In Europe, Ireland unveiled a blanket guarantee for savings held by its banks, covering up to 400 billion euros ($575 billion) in liabilities, sending Irish bank stocks roaring up against a weaker sector trend.
Russia for the second time in a month briefly clamped its stock markets shut after just seconds of trading.
Shares of British bank HBOS fell on fears that Lloyds TSB Group could renegotiate a deal to buy the lender.
France joined Belgium and Luxembourg in a 6.4 billion euro lifeline for bank Dexia and said it would come to the aid of savers with new bank measures by the end of the week.
French President Nicolas Sarkozy began talks on the crisis with finance executives yesterday.
He has said he will meet this week with officials from Europe's G8 member states.
Leaders are trying to reassure global markets as fin-ancial shares reel, threatening the existence of major banks, which have stopped lending to one another despite enormous injections of funds by central banks.
Facing the worst financial crisis since the Great Depression, global central banks scrambled again to try to relieve a severe squeeze in money markets by more than doubling the amount of dollar funding to $620 billion.
Bans on short-selling stocks spread to Russia, South Korea and Taiwan. Nervous investors piled into gold and US Treasuries. Oil fell on fears of further economic slowdown, and the Japanese yen hit a four-month high.
Christian Noyer, a European Central Bank governing council member, sought to reassure investors.
"There is no reason to be frightened and to give in to panic," he said on France's RTL radio. "I don't say there won't be things that will appear in the accounts that are published in the next weeks or months, but there is no drama in front of us."
A week that started badly with the rescue of three banks in Europe and the distressed sale of big US lender Wachovia to Citigroup grew worse after the US Congress was unable to agree on a rescue package.
Bloodshed
The Dow posted its largest point decline ever on Monday, while the S&P 500 had its worst day since the 1987 crisis with an 8.8 per cent drop.
US Treasury Secretary Henry Paulson said he would continue to work with Congress to formulate a bill that could pass.
The bill rejected on Monday was crafted by Paulson and Federal Reserve Chairman Ben Bernanke in negotiations with congressional leaders.
The Senate returns today and the House tomorrow after a break for the Jewish New Year.
US presidential candidates Barack Obama and John McCain both said Congress must pass the bailout plan, which now dominates the run-up to the November 4 election.
See also Pages 36, 38, 41 & 42
ireland
deposits guarantee
Ireland guaranteed all bank deposits yesterday in a bid to improve the industry's access to international funds frozen by the global credit crunch.

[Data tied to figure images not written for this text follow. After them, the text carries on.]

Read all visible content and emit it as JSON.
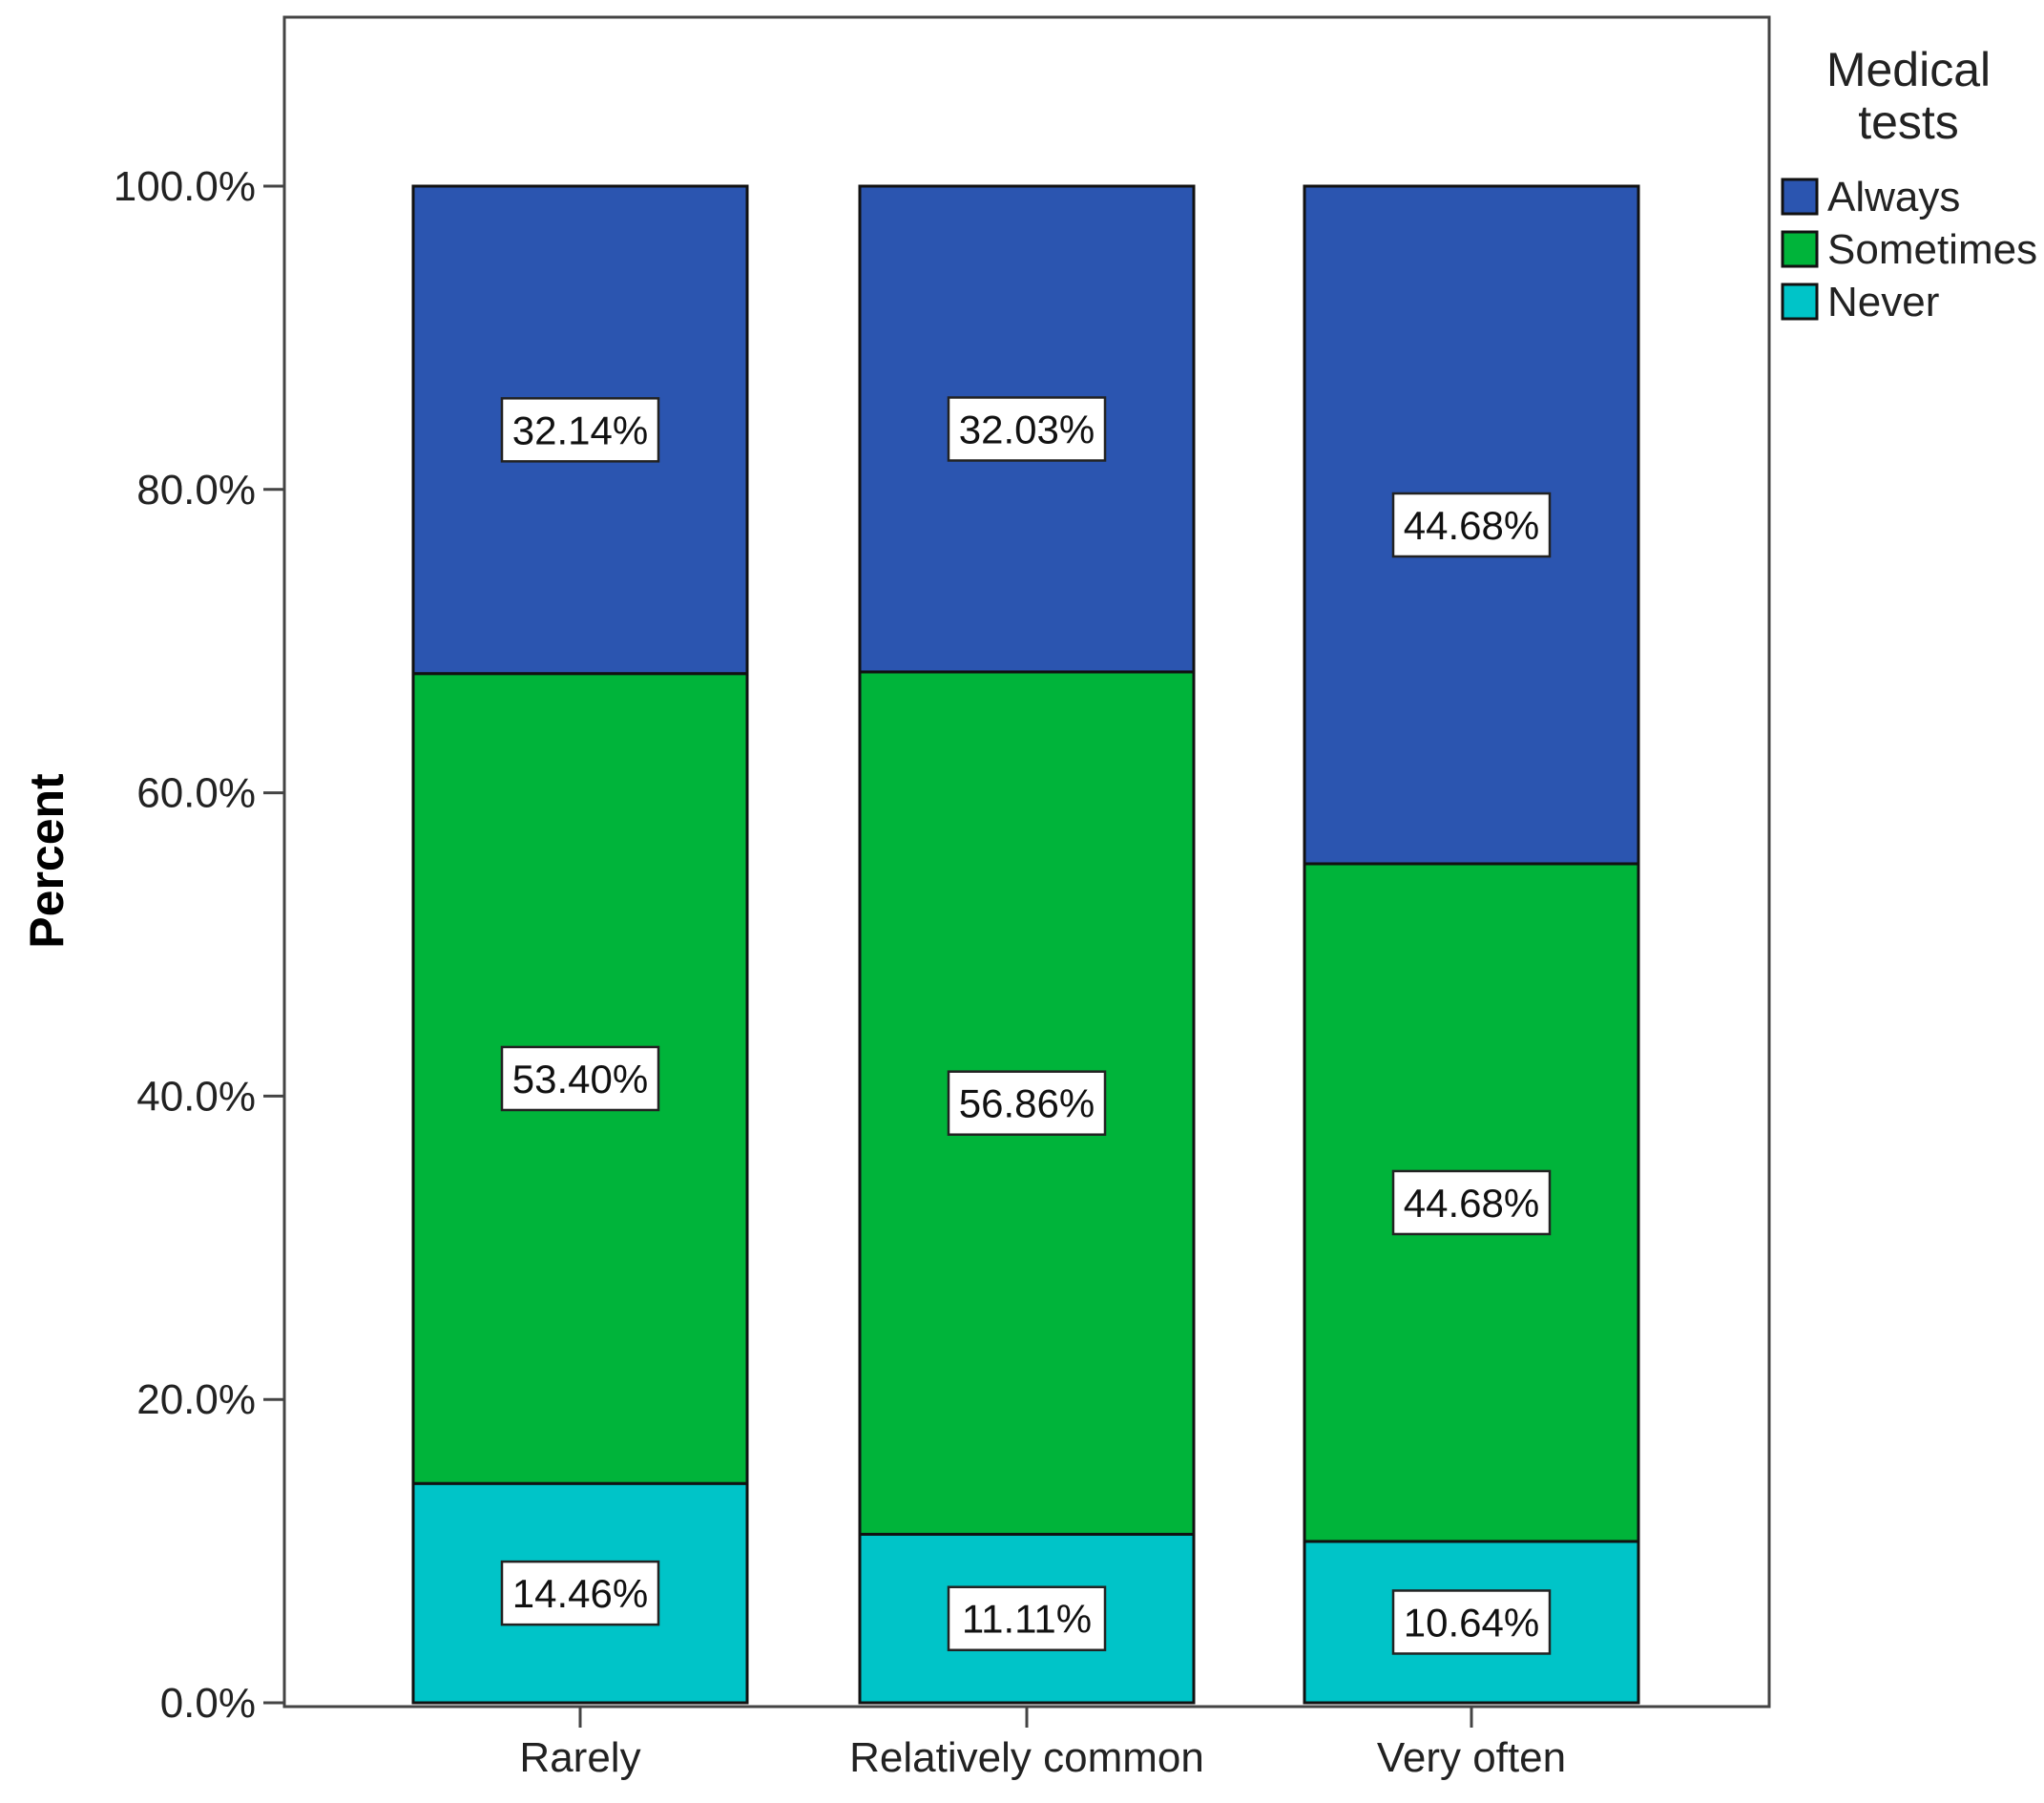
{
  "chart_data": {
    "type": "bar",
    "stacked": true,
    "categories": [
      "Rarely",
      "Relatively common",
      "Very often"
    ],
    "series": [
      {
        "name": "Never",
        "values": [
          14.46,
          11.11,
          10.64
        ],
        "labels": [
          "14.46%",
          "11.11%",
          "10.64%"
        ],
        "color": "#00C4C8"
      },
      {
        "name": "Sometimes",
        "values": [
          53.4,
          56.86,
          44.68
        ],
        "labels": [
          "53.40%",
          "56.86%",
          "44.68%"
        ],
        "color": "#00B43A"
      },
      {
        "name": "Always",
        "values": [
          32.14,
          32.03,
          44.68
        ],
        "labels": [
          "32.14%",
          "32.03%",
          "44.68%"
        ],
        "color": "#2B55B0"
      }
    ],
    "ylabel": "Percent",
    "xlabel": "",
    "ylim": [
      0,
      100
    ],
    "yticks": [
      "0.0%",
      "20.0%",
      "40.0%",
      "60.0%",
      "80.0%",
      "100.0%"
    ],
    "grid": false,
    "legend": {
      "title_lines": [
        "Medical",
        "tests"
      ],
      "placement": "top-right",
      "items": [
        "Always",
        "Sometimes",
        "Never"
      ]
    }
  }
}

The pledge, which covers up to 400 billion euros ($575 billion) of liabilities - more than twice the country's annual GDP - and includes retail, commercial and interbank deposits, takes effect immediately and expires in September 2010.
The scheme, which also covers certain bonds and other debt instruments, will be provided at a charge to the banks, whose level is still to be determined.
Ireland last week became the first euro zone economy to slide into recession this year, ending more than a decade of growth.